You should see a directory called `dist` created with the autograder and student subdirectories and a `data.csv` file in each. You should also see an autograder zip file in the autograder directory. You should also see in the output of the `otter assign` command that the tests were run on the notebook and they succeded.

In [12]:
import pandas as pd
import random

**Question 1:** Fill in the `hailstone` function below which returns the hailstone sequence of the number `n`.

In [4]:
def hailstone(n):
    # BEGIN SOLUTION
    l = [n]
    while n != 1:
        if n % 2 == 0: n //= 2
        else: n = 3 * n + 1
        l.append(n)
    return l
    # END SOLUTION

hailstone(7)

[7, 22, 11, 34, 17, 52, 26, 13, 40, 20, 10, 5, 16, 8, 4, 2, 1]

In [5]:
assert hailstone(1) == [1]

In [6]:
assert hailstone(2) == [2, 1]

In [7]:
assert hailstone(3) == [3, 10, 5, 16, 8, 4, 2, 1]

In [8]:
# HIDDEN
assert hailstone(7) == [7, 22, 11, 34, 17, 52, 26, 13, 40, 20, 10, 5, 16, 8, 4, 2, 1]

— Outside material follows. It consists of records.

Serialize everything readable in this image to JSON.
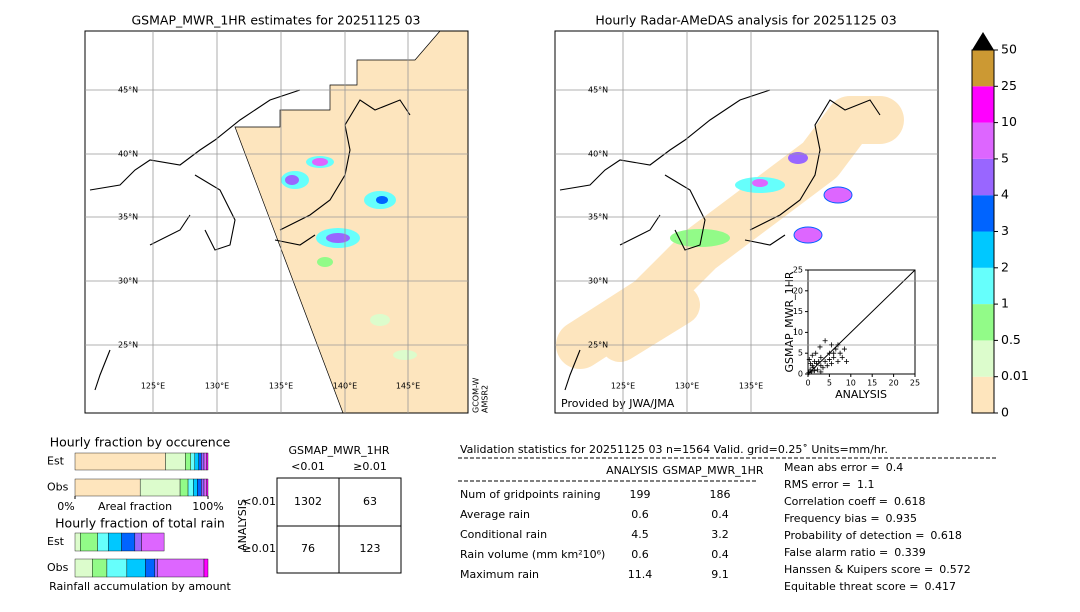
{
  "left_map": {
    "title": "GSMAP_MWR_1HR estimates for 20251125 03",
    "lat_labels": [
      "45°N",
      "40°N",
      "35°N",
      "30°N",
      "25°N"
    ],
    "lon_labels": [
      "125°E",
      "130°E",
      "135°E",
      "140°E",
      "145°E"
    ],
    "sensor_lines": [
      "GCOM-W",
      "AMSR2"
    ]
  },
  "right_map": {
    "title": "Hourly Radar-AMeDAS analysis for 20251125 03",
    "lat_labels": [
      "45°N",
      "40°N",
      "35°N",
      "30°N",
      "25°N"
    ],
    "lon_labels": [
      "125°E",
      "130°E",
      "135°E"
    ],
    "credit": "Provided by JWA/JMA"
  },
  "colorbar": {
    "ticks": [
      0,
      0.01,
      0.5,
      1,
      2,
      3,
      4,
      5,
      10,
      25,
      50
    ],
    "colors": [
      "#fee5bd",
      "#dcfccc",
      "#92fb88",
      "#66fffc",
      "#00c8ff",
      "#0064ff",
      "#9966ff",
      "#dd66ff",
      "#ff00ff",
      "#cc9933"
    ],
    "extend_color": "#000000"
  },
  "chart_data": [
    {
      "type": "scatter",
      "xlabel": "ANALYSIS",
      "ylabel": "GSMAP_MWR_1HR",
      "x": [
        0.2,
        0.5,
        0.8,
        1,
        1.2,
        1.5,
        2,
        2.2,
        2.5,
        3,
        3,
        3.5,
        4,
        4.5,
        5,
        5,
        5.5,
        6,
        6.5,
        7,
        7,
        7.5,
        8,
        8.5,
        9,
        0.3,
        0.6,
        1,
        1.8,
        2.8,
        4,
        5.5,
        6,
        3,
        1.5
      ],
      "values": [
        0.3,
        1,
        0.5,
        2,
        1.5,
        0.8,
        2.5,
        1,
        3,
        2,
        4,
        1.5,
        3,
        2,
        5,
        3.5,
        2.5,
        4,
        6,
        3,
        7,
        5,
        4,
        6,
        3,
        3.5,
        2.5,
        4.5,
        5,
        6.5,
        8,
        7,
        5,
        0.5,
        3
      ],
      "color": "#000000",
      "xlim": [
        0,
        25
      ],
      "ylim": [
        0,
        25
      ],
      "xticks": [
        0,
        5,
        10,
        15,
        20,
        25
      ],
      "yticks": [
        0,
        5,
        10,
        15,
        20,
        25
      ]
    },
    {
      "type": "stacked_barh",
      "title": "Hourly fraction by occurence",
      "xlabel": "Areal fraction",
      "categories": [
        "Est",
        "Obs"
      ],
      "xlim": [
        0,
        100
      ],
      "xticks": [
        {
          "value": 0,
          "label": "0%"
        },
        {
          "value": 100,
          "label": "100%"
        }
      ],
      "series": [
        {
          "color": "#fee5bd",
          "values": [
            68,
            49
          ]
        },
        {
          "color": "#dcfccc",
          "values": [
            15,
            30
          ]
        },
        {
          "color": "#92fb88",
          "values": [
            4,
            6
          ]
        },
        {
          "color": "#66fffc",
          "values": [
            3,
            4
          ]
        },
        {
          "color": "#00c8ff",
          "values": [
            3,
            3
          ]
        },
        {
          "color": "#0064ff",
          "values": [
            2,
            3
          ]
        },
        {
          "color": "#9966ff",
          "values": [
            2,
            2
          ]
        },
        {
          "color": "#dd66ff",
          "values": [
            2,
            2
          ]
        },
        {
          "color": "#ff00ff",
          "values": [
            1,
            1
          ]
        },
        {
          "color": "#cc9933",
          "values": [
            0,
            0
          ]
        }
      ]
    },
    {
      "type": "stacked_barh",
      "title": "Hourly fraction of total rain",
      "xlabel": "Rainfall accumulation by amount",
      "categories": [
        "Est",
        "Obs"
      ],
      "xlim": [
        0,
        100
      ],
      "series": [
        {
          "color": "#fee5bd",
          "values": [
            0,
            0
          ]
        },
        {
          "color": "#dcfccc",
          "values": [
            4,
            13
          ]
        },
        {
          "color": "#92fb88",
          "values": [
            13,
            11
          ]
        },
        {
          "color": "#66fffc",
          "values": [
            8,
            15
          ]
        },
        {
          "color": "#00c8ff",
          "values": [
            10,
            14
          ]
        },
        {
          "color": "#0064ff",
          "values": [
            10,
            7
          ]
        },
        {
          "color": "#9966ff",
          "values": [
            5,
            2
          ]
        },
        {
          "color": "#dd66ff",
          "values": [
            17,
            35
          ]
        },
        {
          "color": "#ff00ff",
          "values": [
            0,
            3
          ]
        },
        {
          "color": "#cc9933",
          "values": [
            0,
            0
          ]
        }
      ]
    }
  ],
  "contingency": {
    "title": "GSMAP_MWR_1HR",
    "col_labels": [
      "<0.01",
      "≥0.01"
    ],
    "row_title": "ANALYSIS",
    "row_labels": [
      "<0.01",
      "≥0.01"
    ],
    "cells": [
      [
        1302,
        63
      ],
      [
        76,
        123
      ]
    ]
  },
  "validation": {
    "header": "Validation statistics for 20251125 03  n=1564 Valid. grid=0.25˚ Units=mm/hr.",
    "columns": [
      "ANALYSIS",
      "GSMAP_MWR_1HR"
    ],
    "rows": [
      {
        "label": "Num of gridpoints raining",
        "values": [
          199,
          186
        ]
      },
      {
        "label": "Average rain",
        "values": [
          0.6,
          0.4
        ]
      },
      {
        "label": "Conditional rain",
        "values": [
          4.5,
          3.2
        ]
      },
      {
        "label": "Rain volume (mm km²10⁶)",
        "values": [
          0.6,
          0.4
        ]
      },
      {
        "label": "Maximum rain",
        "values": [
          11.4,
          9.1
        ]
      }
    ],
    "scores": [
      {
        "label": "Mean abs error =",
        "value": 0.4
      },
      {
        "label": "RMS error =",
        "value": 1.1
      },
      {
        "label": "Correlation coeff =",
        "value": 0.618
      },
      {
        "label": "Frequency bias =",
        "value": 0.935
      },
      {
        "label": "Probability of detection =",
        "value": 0.618
      },
      {
        "label": "False alarm ratio =",
        "value": 0.339
      },
      {
        "label": "Hanssen & Kuipers score =",
        "value": 0.572
      },
      {
        "label": "Equitable threat score =",
        "value": 0.417
      }
    ]
  }
}
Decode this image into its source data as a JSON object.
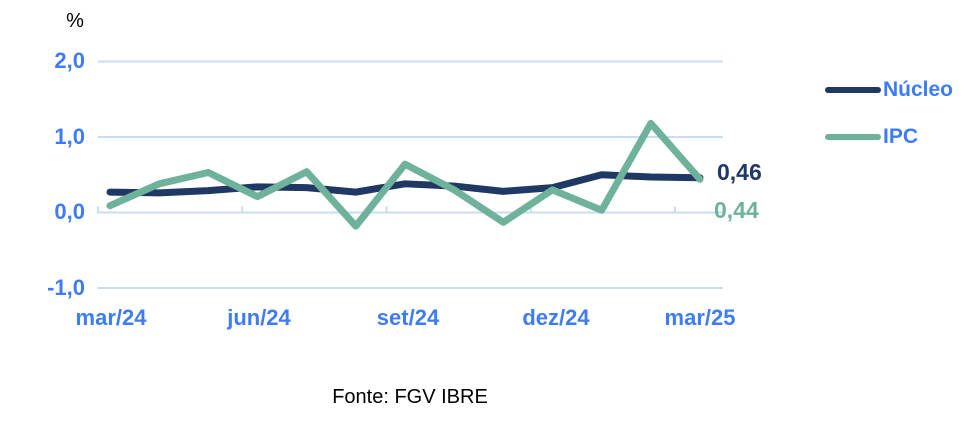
{
  "unit_label": "%",
  "source_text": "Fonte: FGV IBRE",
  "colors": {
    "nucleo_line": "#1F3864",
    "ipc_line": "#6EB29B",
    "axis_text": "#3D7CF5",
    "gridline": "#C7DCF6",
    "value_label_nucleo": "#1F3864",
    "value_label_ipc": "#6EB29B",
    "source_text": "#000000"
  },
  "legend": {
    "items": [
      {
        "label": "Núcleo",
        "color": "#1F3864"
      },
      {
        "label": "IPC",
        "color": "#6EB29B"
      }
    ]
  },
  "end_labels": {
    "nucleo": "0,46",
    "ipc": "0,44"
  },
  "chart_data": {
    "type": "line",
    "title": "",
    "ylabel": "%",
    "xlabel": "",
    "grid": true,
    "legend_position": "right",
    "ylim": [
      -1.0,
      2.0
    ],
    "y_ticks": [
      2.0,
      1.0,
      0.0,
      -1.0
    ],
    "y_tick_labels": [
      "2,0",
      "1,0",
      "0,0",
      "-1,0"
    ],
    "x": [
      "mar/24",
      "abr/24",
      "mai/24",
      "jun/24",
      "jul/24",
      "ago/24",
      "set/24",
      "out/24",
      "nov/24",
      "dez/24",
      "jan/25",
      "fev/25",
      "mar/25"
    ],
    "x_tick_labels": [
      "mar/24",
      "jun/24",
      "set/24",
      "dez/24",
      "mar/25"
    ],
    "series": [
      {
        "name": "Núcleo",
        "color": "#1F3864",
        "values": [
          0.27,
          0.26,
          0.29,
          0.34,
          0.33,
          0.27,
          0.38,
          0.35,
          0.28,
          0.33,
          0.5,
          0.47,
          0.46
        ],
        "last_value_label": "0,46"
      },
      {
        "name": "IPC",
        "color": "#6EB29B",
        "values": [
          0.09,
          0.38,
          0.53,
          0.21,
          0.54,
          -0.18,
          0.64,
          0.3,
          -0.13,
          0.3,
          0.03,
          1.18,
          0.44
        ],
        "last_value_label": "0,44"
      }
    ]
  }
}
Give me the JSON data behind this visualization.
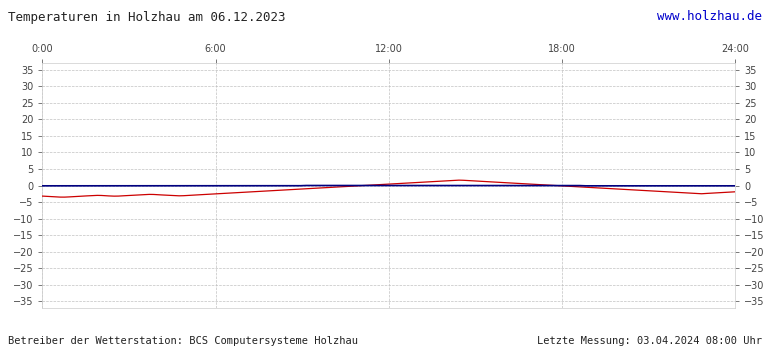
{
  "title": "Temperaturen in Holzhau am 06.12.2023",
  "url_text": "www.holzhau.de",
  "footer_left": "Betreiber der Wetterstation: BCS Computersysteme Holzhau",
  "footer_right": "Letzte Messung: 03.04.2024 08:00 Uhr",
  "x_ticks": [
    0,
    6,
    12,
    18,
    24
  ],
  "x_tick_labels": [
    "0:00",
    "6:00",
    "12:00",
    "18:00",
    "24:00"
  ],
  "ylim": [
    -37,
    37
  ],
  "yticks": [
    -35,
    -30,
    -25,
    -20,
    -15,
    -10,
    -5,
    0,
    5,
    10,
    15,
    20,
    25,
    30,
    35
  ],
  "bg_color": "#ffffff",
  "plot_bg_color": "#ffffff",
  "grid_color": "#bbbbbb",
  "title_color": "#222222",
  "url_color": "#0000cc",
  "footer_color": "#222222",
  "line_red_color": "#cc0000",
  "line_blue_color": "#000080",
  "figsize": [
    7.7,
    3.5
  ],
  "dpi": 100,
  "red_data": [
    -3.2,
    -3.3,
    -3.4,
    -3.5,
    -3.5,
    -3.4,
    -3.3,
    -3.2,
    -3.1,
    -3.0,
    -3.0,
    -3.1,
    -3.2,
    -3.2,
    -3.1,
    -3.0,
    -2.9,
    -2.8,
    -2.7,
    -2.7,
    -2.8,
    -2.9,
    -3.0,
    -3.1,
    -3.1,
    -3.0,
    -2.9,
    -2.8,
    -2.7,
    -2.6,
    -2.5,
    -2.4,
    -2.3,
    -2.2,
    -2.1,
    -2.0,
    -1.9,
    -1.8,
    -1.7,
    -1.6,
    -1.5,
    -1.4,
    -1.3,
    -1.2,
    -1.1,
    -1.0,
    -0.9,
    -0.8,
    -0.7,
    -0.6,
    -0.5,
    -0.4,
    -0.3,
    -0.2,
    -0.1,
    0.0,
    0.1,
    0.2,
    0.3,
    0.4,
    0.5,
    0.6,
    0.7,
    0.8,
    0.9,
    1.0,
    1.1,
    1.2,
    1.3,
    1.4,
    1.5,
    1.6,
    1.6,
    1.5,
    1.4,
    1.3,
    1.2,
    1.1,
    1.0,
    0.9,
    0.8,
    0.7,
    0.6,
    0.5,
    0.4,
    0.3,
    0.2,
    0.1,
    0.0,
    -0.1,
    -0.2,
    -0.3,
    -0.4,
    -0.5,
    -0.6,
    -0.7,
    -0.8,
    -0.9,
    -1.0,
    -1.1,
    -1.2,
    -1.3,
    -1.4,
    -1.5,
    -1.6,
    -1.7,
    -1.8,
    -1.9,
    -2.0,
    -2.1,
    -2.2,
    -2.3,
    -2.4,
    -2.5,
    -2.4,
    -2.3,
    -2.2,
    -2.1,
    -2.0,
    -1.9
  ],
  "blue_data": [
    -0.1,
    -0.1,
    -0.1,
    -0.1,
    -0.1,
    -0.1,
    -0.1,
    -0.1,
    -0.1,
    -0.1,
    -0.1,
    -0.1,
    -0.1,
    -0.1,
    -0.1,
    -0.1,
    -0.1,
    -0.1,
    -0.1,
    -0.1,
    -0.1,
    -0.1,
    -0.1,
    -0.1,
    -0.1,
    -0.1,
    -0.1,
    -0.1,
    -0.1,
    -0.1,
    -0.1,
    -0.1,
    -0.1,
    -0.1,
    -0.1,
    -0.1,
    -0.1,
    -0.1,
    -0.1,
    -0.1,
    -0.1,
    -0.1,
    -0.1,
    -0.1,
    -0.1,
    0.0,
    0.0,
    0.0,
    0.0,
    0.0,
    0.0,
    0.0,
    0.0,
    0.0,
    0.0,
    0.0,
    0.0,
    0.0,
    0.0,
    0.0,
    0.0,
    0.0,
    0.0,
    0.0,
    0.0,
    0.0,
    0.0,
    0.0,
    0.0,
    0.0,
    0.0,
    0.0,
    0.0,
    0.0,
    0.0,
    0.0,
    0.0,
    0.0,
    0.0,
    0.0,
    0.0,
    0.0,
    0.0,
    0.0,
    0.0,
    0.0,
    0.0,
    0.0,
    0.0,
    0.0,
    0.0,
    0.0,
    0.0,
    -0.1,
    -0.1,
    -0.1,
    -0.1,
    -0.1,
    -0.1,
    -0.1,
    -0.1,
    -0.1,
    -0.1,
    -0.1,
    -0.1,
    -0.1,
    -0.1,
    -0.1,
    -0.1,
    -0.1,
    -0.1,
    -0.1,
    -0.1,
    -0.1,
    -0.1,
    -0.1,
    -0.1,
    -0.1,
    -0.1,
    -0.1
  ]
}
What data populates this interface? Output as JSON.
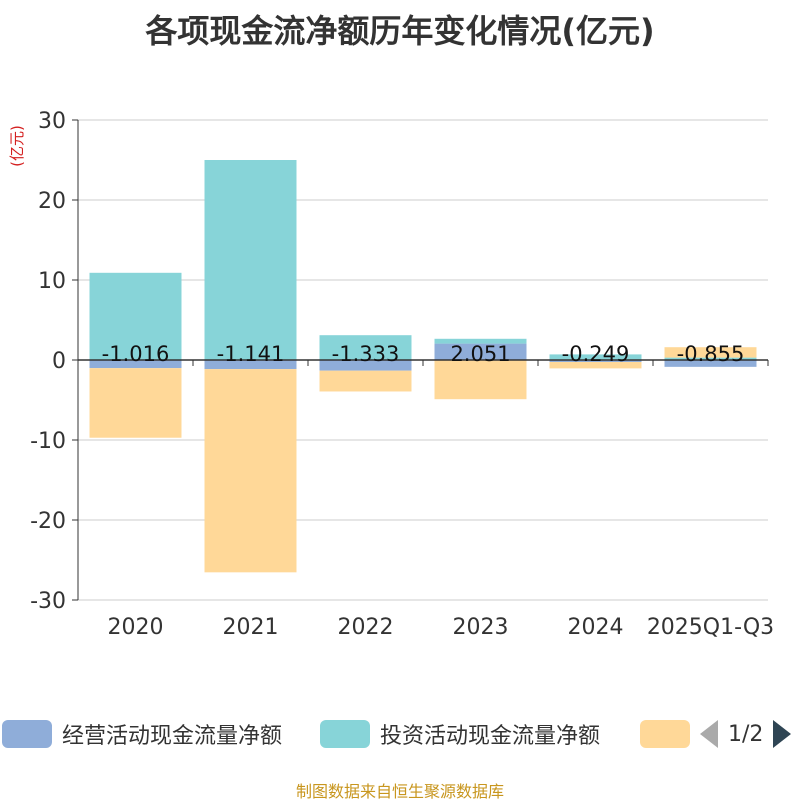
{
  "chart_data": {
    "type": "bar",
    "stacked": true,
    "title": "各项现金流净额历年变化情况(亿元)",
    "ylabel": "(亿元)",
    "ylim": [
      -30,
      30
    ],
    "yticks": [
      30,
      20,
      10,
      0,
      -10,
      -20,
      -30
    ],
    "grid": true,
    "legend_position": "bottom",
    "categories": [
      "2020",
      "2021",
      "2022",
      "2023",
      "2024",
      "2025Q1-Q3"
    ],
    "series": [
      {
        "name": "经营活动现金流量净额",
        "color": "#8fadd9",
        "values": [
          -1.016,
          -1.141,
          -1.333,
          2.051,
          -0.249,
          -0.855
        ],
        "labels": [
          "-1.016",
          "-1.141",
          "-1.333",
          "2.051",
          "-0.249",
          "-0.855"
        ]
      },
      {
        "name": "投资活动现金流量净额",
        "color": "#87d4d8",
        "values": [
          10.9,
          25.0,
          3.1,
          0.6,
          0.7,
          0.3
        ]
      },
      {
        "name": "",
        "color": "#ffd898",
        "values": [
          -8.7,
          -25.4,
          -2.6,
          -4.9,
          -0.8,
          1.3
        ]
      }
    ]
  },
  "legend": {
    "page": "1/2"
  },
  "source": "制图数据来自恒生聚源数据库"
}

**Question 2.** Evaluate the integral:

$$
\int x e^x \, \mathrm dx
$$

$$
\begin{aligned}
\int x e^x \, \mathrm dx &= \texttt{YOUR MATH HERE} \\
\end{aligned}
$$

$$
\begin{aligned}
\int x e^x \, \mathrm dx &= x e^x - \int e^x \, \mathrm dx \\
&= x e^x - e^x + C \\
&= e^x (x - 1) + C \\
\end{aligned}
$$

**Question 3:** Load the data from `data.csv` and perform an A/B test to determine whether the population in condition `A` has a statistically significant difference in `val` rfom the population in condition `B`. 

In [58]:
random.seed(42) # IGNORE
df = pd.read_csv("data.csv")

def test_stat(df, cond_col):
    """
    Calculate the test state on a dataframe. Assumes that the 
    """
    return abs(df[df[cond_col] == "A"]["val"].mean() - df[df[cond_col] == "B"]["val"].mean())

observed = test_stat(df, "cond") # SOLUTION

stats = []
for _ in range(1000):
    df["shuffled_cond"] = random.sample(list(df["cond"]), df.shape[0]) # SOLUTION
    stats.append(test_stat(df, "shuffled_cond")) # SOLUTION

p_value = sum(s >= observed for s in stats) / len(stats) # SOLUTION
print(f"A/B test p-value: {p_value}")

A/B test p-value: 0.003


In [59]:
assert len(stats) == 1000

In [60]:
assert 0 <= p_value <= 1

In [61]:
# HIDDEN
import math
assert math.isclose(observed, 0.45037490465339625)

In [62]:
# HIDDEN
import math
assert math.isclose(p_value, .003)